The first board of trustees was composed of the following members: John Taylor, Joseph Shelley, Miles Murphey and Ashael Woodward, with Jacob Thornburg afterward being chosen to succeed Ashael Woodward. The board was organized May 21, 1840, with Miles Murphey as President. Samuel Hoover was elected clerk and Martin L. Bundy collector and treasurer. The record shows that the amount of money received by the treasurer of the corporation for the year 1840, amounted to $57.00; and for the year 1841, $75.04. In 1841, Edmund Johnson was appointed clerk to succeed Samuel Hoover.

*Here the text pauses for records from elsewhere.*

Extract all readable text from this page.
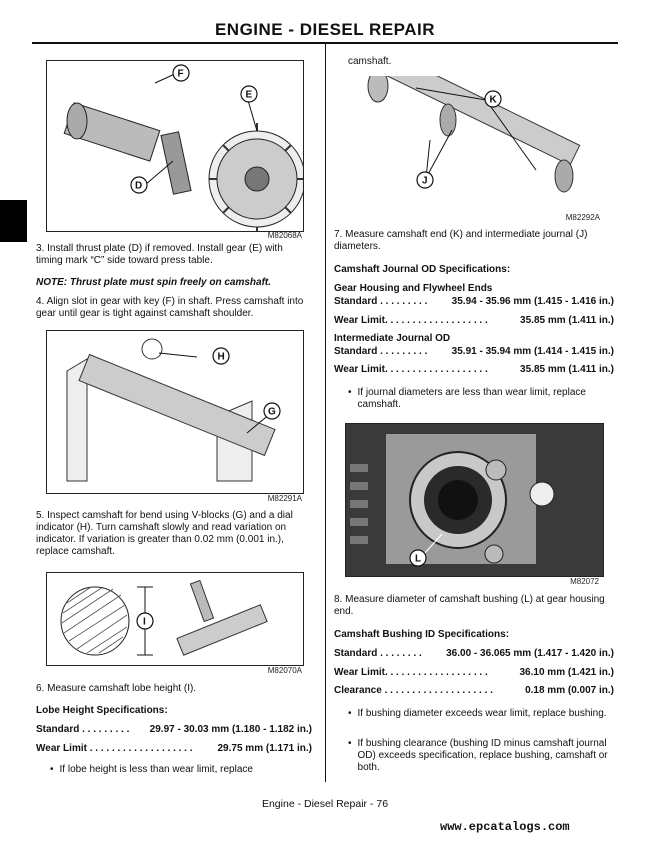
ENGINE - DIESEL REPAIR
F
E
D
M82068A

3. Install thrust plate (D) if removed. Install gear (E) with timing mark “C” side toward press table.

NOTE: Thrust plate must spin freely on camshaft.

4. Align slot in gear with key (F) in shaft. Press camshaft into gear until gear is tight against camshaft shoulder.

H
G
M82291A

5. Inspect camshaft for bend using V-blocks (G) and a dial indicator (H). Turn camshaft slowly and read variation on indicator. If variation is greater than 0.02 mm (0.001 in.), replace camshaft.

I
M82070A

6. Measure camshaft lobe height (I).

Lobe Height Specifications:

Standard . . . . . . . . . 29.97 - 30.03 mm (1.180 - 1.182 in.)
Wear Limit . . . . . . . . . . . . . . . . . . . 29.75 mm (1.171 in.)
• If lobe height is less than wear limit, replace

camshaft.

K
J
M82292A

7. Measure camshaft end (K) and intermediate journal (J) diameters.

Camshaft Journal OD Specifications:

Gear Housing and Flywheel Ends

Standard . . . . . . . . . 35.94 - 35.96 mm (1.415 - 1.416 in.)
Wear Limit. . . . . . . . . . . . . . . . . . .	35.85 mm (1.411 in.)

Intermediate Journal OD

Standard . . . . . . . . . 35.91 - 35.94 mm (1.414 - 1.415 in.)
Wear Limit. . . . . . . . . . . . . . . . . . .	35.85 mm (1.411 in.)
• If journal diameters are less than wear limit, replace camshaft.

L
M82072

8. Measure diameter of camshaft bushing (L) at gear housing end.

Camshaft Bushing ID Specifications:

Standard . . . . . . . . 36.00 - 36.065 mm (1.417 - 1.420 in.)
Wear Limit. . . . . . . . . . . . . . . . . . .	36.10 mm (1.421 in.)
Clearance . . . . . . . . . . . . . . . . . . . .	0.18 mm (0.007 in.)
• If bushing diameter exceeds wear limit, replace bushing.

• If bushing clearance (bushing ID minus camshaft journal OD) exceeds specification, replace bushing, camshaft or both.

Engine - Diesel Repair - 76
www.epcatalogs.com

At an election held on November 7, 1842, the following trustees were elected; John Powell, Eli Murphey, Henry Shroyer, William Wayman, Lorenzo D. Meek, John G. Welch and Nathan Livezey. John Powell was chosen president of the board and James A. McMeans clerk. James Hiff was elected assessor, Rotheus Scott collector, and Lorenzo D. Meek treasurer.

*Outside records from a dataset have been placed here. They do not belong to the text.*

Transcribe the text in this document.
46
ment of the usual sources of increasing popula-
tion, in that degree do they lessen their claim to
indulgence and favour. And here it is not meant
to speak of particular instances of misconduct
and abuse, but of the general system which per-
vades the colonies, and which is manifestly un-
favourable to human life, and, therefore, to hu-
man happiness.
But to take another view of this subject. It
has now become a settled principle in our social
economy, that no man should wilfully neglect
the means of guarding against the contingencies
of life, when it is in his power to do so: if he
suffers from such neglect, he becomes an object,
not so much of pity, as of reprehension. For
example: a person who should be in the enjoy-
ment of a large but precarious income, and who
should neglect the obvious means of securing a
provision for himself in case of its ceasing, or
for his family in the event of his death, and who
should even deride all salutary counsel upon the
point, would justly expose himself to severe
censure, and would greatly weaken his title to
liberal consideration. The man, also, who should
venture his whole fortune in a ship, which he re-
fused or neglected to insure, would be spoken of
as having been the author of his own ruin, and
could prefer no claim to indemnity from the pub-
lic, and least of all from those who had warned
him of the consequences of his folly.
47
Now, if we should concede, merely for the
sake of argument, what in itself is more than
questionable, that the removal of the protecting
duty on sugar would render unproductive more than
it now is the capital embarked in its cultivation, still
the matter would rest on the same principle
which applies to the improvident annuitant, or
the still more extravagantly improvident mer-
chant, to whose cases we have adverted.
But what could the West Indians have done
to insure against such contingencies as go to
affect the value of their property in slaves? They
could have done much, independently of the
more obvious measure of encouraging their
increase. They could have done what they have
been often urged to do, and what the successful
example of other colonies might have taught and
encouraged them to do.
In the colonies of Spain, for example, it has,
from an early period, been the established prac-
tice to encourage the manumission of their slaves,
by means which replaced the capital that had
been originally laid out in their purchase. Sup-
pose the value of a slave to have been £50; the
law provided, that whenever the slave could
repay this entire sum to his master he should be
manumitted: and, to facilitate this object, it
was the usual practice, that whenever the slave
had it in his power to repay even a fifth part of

April 11, 1843, the tax duplicate for the corporation amounted to $72.70. James Hiff, assessor, received for his services for the year a total of $2.25. John and William Grubbs, editors of the Indiana Courier, were exempted from working on the streets for the year 1843 in consideration of their publishing in their paper all of the by-laws and ordinances of the town.

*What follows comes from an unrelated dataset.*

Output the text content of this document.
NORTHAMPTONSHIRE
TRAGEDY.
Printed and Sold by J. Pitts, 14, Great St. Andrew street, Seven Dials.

At the November election in 1843, Martin L. Bundy, Adam Beam, John W. Grubbs, Joseph Allender, Edmund Johnson and William Murphey were elected as members of the town board. The amount of funds received by the treasure for the year 1843 was $88.12. Edmund Johnson was president and James A. McMeans clerk of the board for 1843.
The allowances show in one place where Joseph Allender was allowed ten cents for work done on the streets. In the year 1844 Rotheus Scott was allowed 32 cents for serving as treasurer and James A. McMeans 30 cents for serving as clerk.
Continuing through the records many interesting chapters are found and as the time advances the business increases in proportion and the growth of the town, on down to the present, which in less than half a century has grown from a country village to a busy little city, where business is done on the principle of more metropolitan places, the primitive customs of the past standing in strange contrast with the prosperous present.